The director of a new organization founded to advance the priorities of Health and Human Services Secretary Robert F. Kennedy Jr. has extensively promoted the Protocols of the Elders of Zion, a famous antisemitic forgery.
Leland Lehrman, who last month was named executive director of the MAHA Institute, also believes Israel may have been behind the 9/11 terror attacks, and has inveighed against “high-level Jewish Illuminists, or Lucifer worshipers.”
That’s according to a new report from the Institute for Research and Education on Human Rights, a social justice watchdog group founded by an acclaimed Jewish researcher on white nationalism, detailing Lehrman’s views and writing.
MAHA, short for Make America Healthy Again, is a slogan adopted by Kennedy and his supporters since the anti-vaccine activist dropped his independent presidential bid and endorsed Donald Trump. The institute bearing its name says it is committed to “rebuilding America’s health policy and infrastructure” and welcomed several White House personnel to an inaugural conference last month. Opposition to most vaccines is a key MAHA plank — one that runs directly counter to scientific consensus.
Lehrman’s beliefs about Jews — despite having a Jewish father himself, the conservative politician and investment banker Lewis E. Lehrman, the grandson of the founder of Rite Aid — reflect classical antisemitic tropes and conspiratorial thinking.
In 2005, Lehrman penned an article entitled “ADL, Zionist Policies Causing Rise in Anti-Jewish Sentiment” for a website run by Jeff Rense, whom the Anti-Defamation League has deemed an antisemitic conspiracy theorist. In the piece, Lehrman repeatedly praised the Protocols of the Elders of Zion, a 19th-century Russian forgery purporting to outline a secret Jewish leadership conspiracy for world domination.
Lehrman wrote that the Protocols were “most likely authentic, and therefore represent the most thorough indictment of Jewish Supremacism known to man.” He also asserted that the document would “virtually guarantee a political and historical awakening which will unavoidably lead to an understanding of the continuing problem of Jewish racism and supremacism,” and said Jews were responsible for bringing about “the New World Order.” (In the piece, he claimed he had a prior association with the progressive Jewish magazine Tikkun, which is now defunct.)

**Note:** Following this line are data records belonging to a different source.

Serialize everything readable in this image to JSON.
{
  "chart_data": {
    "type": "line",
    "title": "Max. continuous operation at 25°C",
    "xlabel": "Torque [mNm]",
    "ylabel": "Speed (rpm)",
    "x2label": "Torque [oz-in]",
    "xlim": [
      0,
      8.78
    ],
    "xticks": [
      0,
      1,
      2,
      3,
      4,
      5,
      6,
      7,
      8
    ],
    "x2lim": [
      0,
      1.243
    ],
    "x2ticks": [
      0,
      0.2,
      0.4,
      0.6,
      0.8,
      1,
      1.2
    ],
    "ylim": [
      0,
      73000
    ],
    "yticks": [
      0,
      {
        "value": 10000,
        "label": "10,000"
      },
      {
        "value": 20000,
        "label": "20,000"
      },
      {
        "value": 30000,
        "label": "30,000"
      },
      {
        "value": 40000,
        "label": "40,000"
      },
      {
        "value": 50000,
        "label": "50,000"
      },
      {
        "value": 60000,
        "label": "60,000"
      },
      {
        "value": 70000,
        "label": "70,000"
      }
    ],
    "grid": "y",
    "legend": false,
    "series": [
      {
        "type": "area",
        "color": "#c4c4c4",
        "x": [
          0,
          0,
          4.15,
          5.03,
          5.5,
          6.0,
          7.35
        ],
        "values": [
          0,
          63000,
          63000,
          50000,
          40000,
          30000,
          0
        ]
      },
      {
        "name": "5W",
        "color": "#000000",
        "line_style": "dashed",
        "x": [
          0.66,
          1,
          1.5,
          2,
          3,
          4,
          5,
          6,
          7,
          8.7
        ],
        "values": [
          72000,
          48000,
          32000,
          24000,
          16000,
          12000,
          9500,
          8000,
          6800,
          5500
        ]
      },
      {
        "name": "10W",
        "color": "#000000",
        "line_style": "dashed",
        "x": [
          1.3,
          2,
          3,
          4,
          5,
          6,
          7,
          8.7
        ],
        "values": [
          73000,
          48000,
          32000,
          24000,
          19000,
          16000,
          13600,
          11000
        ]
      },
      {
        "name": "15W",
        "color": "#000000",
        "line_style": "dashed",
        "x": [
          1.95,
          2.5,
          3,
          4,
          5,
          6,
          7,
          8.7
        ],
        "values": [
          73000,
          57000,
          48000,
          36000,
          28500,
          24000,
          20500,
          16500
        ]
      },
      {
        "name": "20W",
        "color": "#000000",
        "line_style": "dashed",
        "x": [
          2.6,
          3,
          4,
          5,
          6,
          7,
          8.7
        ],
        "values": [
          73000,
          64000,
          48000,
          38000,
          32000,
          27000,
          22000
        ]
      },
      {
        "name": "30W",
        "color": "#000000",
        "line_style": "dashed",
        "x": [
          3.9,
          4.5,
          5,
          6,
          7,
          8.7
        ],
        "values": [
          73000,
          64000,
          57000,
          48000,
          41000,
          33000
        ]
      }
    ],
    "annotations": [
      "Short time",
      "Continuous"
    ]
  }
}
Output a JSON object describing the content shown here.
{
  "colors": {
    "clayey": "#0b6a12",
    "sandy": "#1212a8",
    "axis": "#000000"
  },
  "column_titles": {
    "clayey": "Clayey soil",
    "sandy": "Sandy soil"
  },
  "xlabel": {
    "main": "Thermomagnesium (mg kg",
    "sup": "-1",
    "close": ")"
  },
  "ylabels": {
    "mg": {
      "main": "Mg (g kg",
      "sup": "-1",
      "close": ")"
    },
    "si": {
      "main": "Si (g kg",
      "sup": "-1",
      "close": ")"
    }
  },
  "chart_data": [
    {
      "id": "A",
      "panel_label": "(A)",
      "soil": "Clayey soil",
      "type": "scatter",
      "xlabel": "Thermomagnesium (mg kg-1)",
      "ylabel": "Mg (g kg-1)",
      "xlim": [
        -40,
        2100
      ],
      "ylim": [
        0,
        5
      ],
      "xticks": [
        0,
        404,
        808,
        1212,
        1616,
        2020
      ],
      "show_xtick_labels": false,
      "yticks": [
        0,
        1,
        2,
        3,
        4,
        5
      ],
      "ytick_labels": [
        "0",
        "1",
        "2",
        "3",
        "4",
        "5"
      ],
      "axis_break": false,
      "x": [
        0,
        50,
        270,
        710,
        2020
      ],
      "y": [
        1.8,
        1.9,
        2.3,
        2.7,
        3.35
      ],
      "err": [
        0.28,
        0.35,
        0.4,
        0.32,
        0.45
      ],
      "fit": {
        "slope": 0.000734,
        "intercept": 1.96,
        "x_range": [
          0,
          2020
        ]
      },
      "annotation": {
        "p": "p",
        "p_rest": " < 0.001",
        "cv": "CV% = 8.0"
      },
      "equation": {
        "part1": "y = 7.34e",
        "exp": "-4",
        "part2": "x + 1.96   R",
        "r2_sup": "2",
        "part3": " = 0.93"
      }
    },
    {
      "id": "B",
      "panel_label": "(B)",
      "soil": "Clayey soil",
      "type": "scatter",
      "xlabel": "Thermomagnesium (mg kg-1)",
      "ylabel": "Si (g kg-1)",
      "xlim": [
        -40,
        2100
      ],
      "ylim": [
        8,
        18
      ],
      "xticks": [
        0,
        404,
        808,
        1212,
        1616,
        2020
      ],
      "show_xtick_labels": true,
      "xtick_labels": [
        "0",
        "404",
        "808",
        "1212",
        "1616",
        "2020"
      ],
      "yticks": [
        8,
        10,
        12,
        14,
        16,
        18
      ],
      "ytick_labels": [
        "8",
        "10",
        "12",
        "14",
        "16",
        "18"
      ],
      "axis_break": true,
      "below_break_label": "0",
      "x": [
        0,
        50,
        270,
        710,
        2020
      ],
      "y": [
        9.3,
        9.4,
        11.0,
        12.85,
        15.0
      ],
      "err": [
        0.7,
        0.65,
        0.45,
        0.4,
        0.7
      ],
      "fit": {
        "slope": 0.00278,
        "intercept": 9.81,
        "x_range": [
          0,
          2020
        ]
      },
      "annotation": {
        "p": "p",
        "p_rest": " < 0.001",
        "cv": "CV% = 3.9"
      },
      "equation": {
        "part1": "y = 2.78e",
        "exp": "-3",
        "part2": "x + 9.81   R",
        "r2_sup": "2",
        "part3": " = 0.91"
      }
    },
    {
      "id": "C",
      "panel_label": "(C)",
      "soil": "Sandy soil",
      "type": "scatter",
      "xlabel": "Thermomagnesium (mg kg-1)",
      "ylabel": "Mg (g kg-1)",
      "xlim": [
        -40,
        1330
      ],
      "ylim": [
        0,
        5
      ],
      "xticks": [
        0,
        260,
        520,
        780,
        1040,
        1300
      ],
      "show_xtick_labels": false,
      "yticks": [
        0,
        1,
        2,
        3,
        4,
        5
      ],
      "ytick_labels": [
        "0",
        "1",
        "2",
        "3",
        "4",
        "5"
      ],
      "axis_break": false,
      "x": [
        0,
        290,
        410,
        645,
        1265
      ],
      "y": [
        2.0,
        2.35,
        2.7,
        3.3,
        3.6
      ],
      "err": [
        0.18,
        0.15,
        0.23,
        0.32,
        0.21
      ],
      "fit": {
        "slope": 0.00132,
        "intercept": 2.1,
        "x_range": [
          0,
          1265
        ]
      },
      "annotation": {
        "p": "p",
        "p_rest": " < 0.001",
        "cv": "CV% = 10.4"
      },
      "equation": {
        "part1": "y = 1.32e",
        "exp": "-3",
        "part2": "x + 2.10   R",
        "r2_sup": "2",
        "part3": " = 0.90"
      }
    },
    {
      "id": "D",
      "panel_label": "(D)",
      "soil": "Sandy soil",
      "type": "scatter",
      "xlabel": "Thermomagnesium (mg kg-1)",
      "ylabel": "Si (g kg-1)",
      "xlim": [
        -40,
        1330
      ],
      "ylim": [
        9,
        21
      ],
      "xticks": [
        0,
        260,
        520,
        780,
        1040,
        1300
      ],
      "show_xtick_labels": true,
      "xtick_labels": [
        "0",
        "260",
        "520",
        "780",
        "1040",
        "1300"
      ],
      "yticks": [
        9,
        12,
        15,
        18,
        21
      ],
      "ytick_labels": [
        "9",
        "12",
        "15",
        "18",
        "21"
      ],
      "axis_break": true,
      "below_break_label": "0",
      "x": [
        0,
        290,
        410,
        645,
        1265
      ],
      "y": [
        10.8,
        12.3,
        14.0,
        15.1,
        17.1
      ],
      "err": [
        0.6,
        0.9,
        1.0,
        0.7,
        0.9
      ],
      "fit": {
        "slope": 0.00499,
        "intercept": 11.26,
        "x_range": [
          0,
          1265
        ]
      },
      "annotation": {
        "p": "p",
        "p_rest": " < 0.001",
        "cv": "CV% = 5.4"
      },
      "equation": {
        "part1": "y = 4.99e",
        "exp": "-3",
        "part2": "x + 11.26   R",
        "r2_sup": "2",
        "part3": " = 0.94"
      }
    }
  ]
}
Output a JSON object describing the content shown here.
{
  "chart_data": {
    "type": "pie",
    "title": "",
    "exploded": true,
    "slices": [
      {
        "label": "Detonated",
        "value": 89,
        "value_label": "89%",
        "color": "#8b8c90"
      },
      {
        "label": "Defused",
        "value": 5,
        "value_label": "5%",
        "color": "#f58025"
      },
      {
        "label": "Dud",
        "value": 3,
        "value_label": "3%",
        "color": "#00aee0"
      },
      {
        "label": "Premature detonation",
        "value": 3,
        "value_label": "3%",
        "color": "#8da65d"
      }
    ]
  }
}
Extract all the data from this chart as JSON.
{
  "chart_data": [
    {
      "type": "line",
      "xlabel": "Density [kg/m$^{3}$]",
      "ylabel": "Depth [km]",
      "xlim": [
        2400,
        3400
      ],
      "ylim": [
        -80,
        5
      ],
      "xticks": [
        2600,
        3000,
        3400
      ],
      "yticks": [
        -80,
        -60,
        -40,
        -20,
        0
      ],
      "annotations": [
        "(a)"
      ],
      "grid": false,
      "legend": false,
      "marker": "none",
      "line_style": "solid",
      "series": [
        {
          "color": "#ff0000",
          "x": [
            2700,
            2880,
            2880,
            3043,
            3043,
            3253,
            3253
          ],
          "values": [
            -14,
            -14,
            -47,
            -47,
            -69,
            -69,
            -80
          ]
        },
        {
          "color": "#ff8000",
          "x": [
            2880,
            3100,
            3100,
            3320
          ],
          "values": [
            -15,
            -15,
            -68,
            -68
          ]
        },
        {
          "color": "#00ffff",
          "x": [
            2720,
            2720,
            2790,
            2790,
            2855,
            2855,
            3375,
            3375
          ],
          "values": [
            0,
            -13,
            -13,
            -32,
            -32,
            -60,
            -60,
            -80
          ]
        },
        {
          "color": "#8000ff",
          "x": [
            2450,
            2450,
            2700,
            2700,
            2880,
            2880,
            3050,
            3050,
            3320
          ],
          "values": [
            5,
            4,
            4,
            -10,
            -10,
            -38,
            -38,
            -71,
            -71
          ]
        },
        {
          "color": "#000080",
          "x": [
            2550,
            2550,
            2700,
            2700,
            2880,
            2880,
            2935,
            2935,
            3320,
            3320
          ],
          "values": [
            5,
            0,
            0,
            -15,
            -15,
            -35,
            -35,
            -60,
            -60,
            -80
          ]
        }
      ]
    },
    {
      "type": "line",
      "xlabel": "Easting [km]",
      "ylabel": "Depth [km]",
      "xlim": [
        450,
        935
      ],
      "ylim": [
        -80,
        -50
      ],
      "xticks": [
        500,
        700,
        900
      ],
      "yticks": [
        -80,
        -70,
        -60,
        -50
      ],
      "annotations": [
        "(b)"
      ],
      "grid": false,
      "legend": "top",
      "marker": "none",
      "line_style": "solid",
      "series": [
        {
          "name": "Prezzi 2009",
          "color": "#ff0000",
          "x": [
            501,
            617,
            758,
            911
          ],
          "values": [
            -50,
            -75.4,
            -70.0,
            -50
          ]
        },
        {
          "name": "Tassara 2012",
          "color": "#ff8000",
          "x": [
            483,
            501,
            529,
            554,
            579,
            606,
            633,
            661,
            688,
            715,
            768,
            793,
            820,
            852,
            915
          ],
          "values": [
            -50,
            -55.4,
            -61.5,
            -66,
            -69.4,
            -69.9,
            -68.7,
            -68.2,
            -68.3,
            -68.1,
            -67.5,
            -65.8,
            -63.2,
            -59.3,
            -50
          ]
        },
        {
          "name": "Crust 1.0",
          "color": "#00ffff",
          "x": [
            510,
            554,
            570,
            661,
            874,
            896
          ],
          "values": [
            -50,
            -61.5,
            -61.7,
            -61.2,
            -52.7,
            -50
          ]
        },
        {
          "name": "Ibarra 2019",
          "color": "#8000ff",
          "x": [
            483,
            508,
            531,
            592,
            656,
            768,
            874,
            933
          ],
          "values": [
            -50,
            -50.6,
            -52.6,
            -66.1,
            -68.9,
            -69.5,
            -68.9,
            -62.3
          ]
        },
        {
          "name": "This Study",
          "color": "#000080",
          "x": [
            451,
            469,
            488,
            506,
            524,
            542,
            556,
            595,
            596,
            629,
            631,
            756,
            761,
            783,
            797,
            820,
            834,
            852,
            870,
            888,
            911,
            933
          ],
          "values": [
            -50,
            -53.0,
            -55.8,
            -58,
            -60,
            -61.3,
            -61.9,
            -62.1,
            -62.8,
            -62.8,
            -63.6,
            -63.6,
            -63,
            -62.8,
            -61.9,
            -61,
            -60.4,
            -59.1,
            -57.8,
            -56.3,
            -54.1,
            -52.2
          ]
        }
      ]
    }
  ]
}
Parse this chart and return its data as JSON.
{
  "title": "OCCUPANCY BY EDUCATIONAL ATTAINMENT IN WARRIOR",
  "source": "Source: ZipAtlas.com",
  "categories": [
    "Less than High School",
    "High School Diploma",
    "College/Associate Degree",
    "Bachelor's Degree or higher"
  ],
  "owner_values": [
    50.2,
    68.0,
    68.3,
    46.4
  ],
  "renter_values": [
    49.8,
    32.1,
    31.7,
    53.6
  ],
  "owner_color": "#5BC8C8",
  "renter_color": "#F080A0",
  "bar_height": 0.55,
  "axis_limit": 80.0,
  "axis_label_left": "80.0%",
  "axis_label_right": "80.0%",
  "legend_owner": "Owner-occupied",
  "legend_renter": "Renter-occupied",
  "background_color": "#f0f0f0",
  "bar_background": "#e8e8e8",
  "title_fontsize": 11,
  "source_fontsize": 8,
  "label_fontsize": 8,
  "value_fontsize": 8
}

He also said Jews are disloyal to the United States. “I am an American citizen of Jewish heritage concerned about the methods and doctrines that the criminal leadership of the Jewish and Zionist hierarchy have promoted worldwide,” he wrote. “I feel that Jewish Americans need to affirm loyalty to the Constitution of the United States of America as well as the Ten Commandments and the Golden Rule, rather than the racist attitudes of the Talmud and other Jewish scriptures.”
Lehrman extensively defended his views in an interview with Rense, in which Lehrman said that Jews should “accept some degree of responsibility for the harassment that they have suffered.”
According to his LinkedIn profile, Lehrman attended but did not graduate from Yale University, his father’s alma mater, in the 1990s and subsequently worked for himself in a variety of outfits related to health and, at times, spirituality. He also volunteered with the 2004 presidential campaign of Democrat Dennis Kucinich and claims to have consulted for the president of the New Mexico state Senate.
His endorsement of the Protocols appears to have emerged as a product of his journey into the 9/11 Truther movement, which predated his anti-vaccine advocacy and which led to him proclaiming that the Mossad, Israel’s intelligence operation, was “a leading candidate for architect of the 9/11 attacks.”
Since shifting his focus to vaccines during the COVID-19 pandemic, Lehrman became a vocal booster of Kennedy’s presidential campaign. On LinkedIn, he claims that he started as a volunteer before he “was hired to do research and provide ideas for Bobby and the campaign on policy issues, news briefs, and tweets.”
Since Kennedy was appointed to Trump’s cabinet, Lehrman has touted inside knowledge of the secretary’s policies on COVID vaccines prior to their official announcements.
There are other signs that Lehrman has close ties to Kennedy. The MAHA Institute began life as a pro-Kennedy Super PAC; another co-president, book publisher Tony Lyons, published several books by Kennedy, while the third, Mark Gorton, is a New York Jew who has promoted both safe streets and conspiracy theories about the assassination of President John F. Kennedy, Robert F. Kennedy’s uncle. At the conference, Lehrman introduced policy figures including HHS advisor Calley Means, an RFK ally.
Kennedy himself has dabbled in antisemitic commentary, comparing COVID vaccines to Nazi-era policies on the campaign trail and suggesting that the pandemic was “ethnically targeted” to avoid Ashkenazi Jews and Chinese people. This week he continued transforming his anti-vaccine activism into official policy, dismissing all members of a COVID vaccine advisory panel.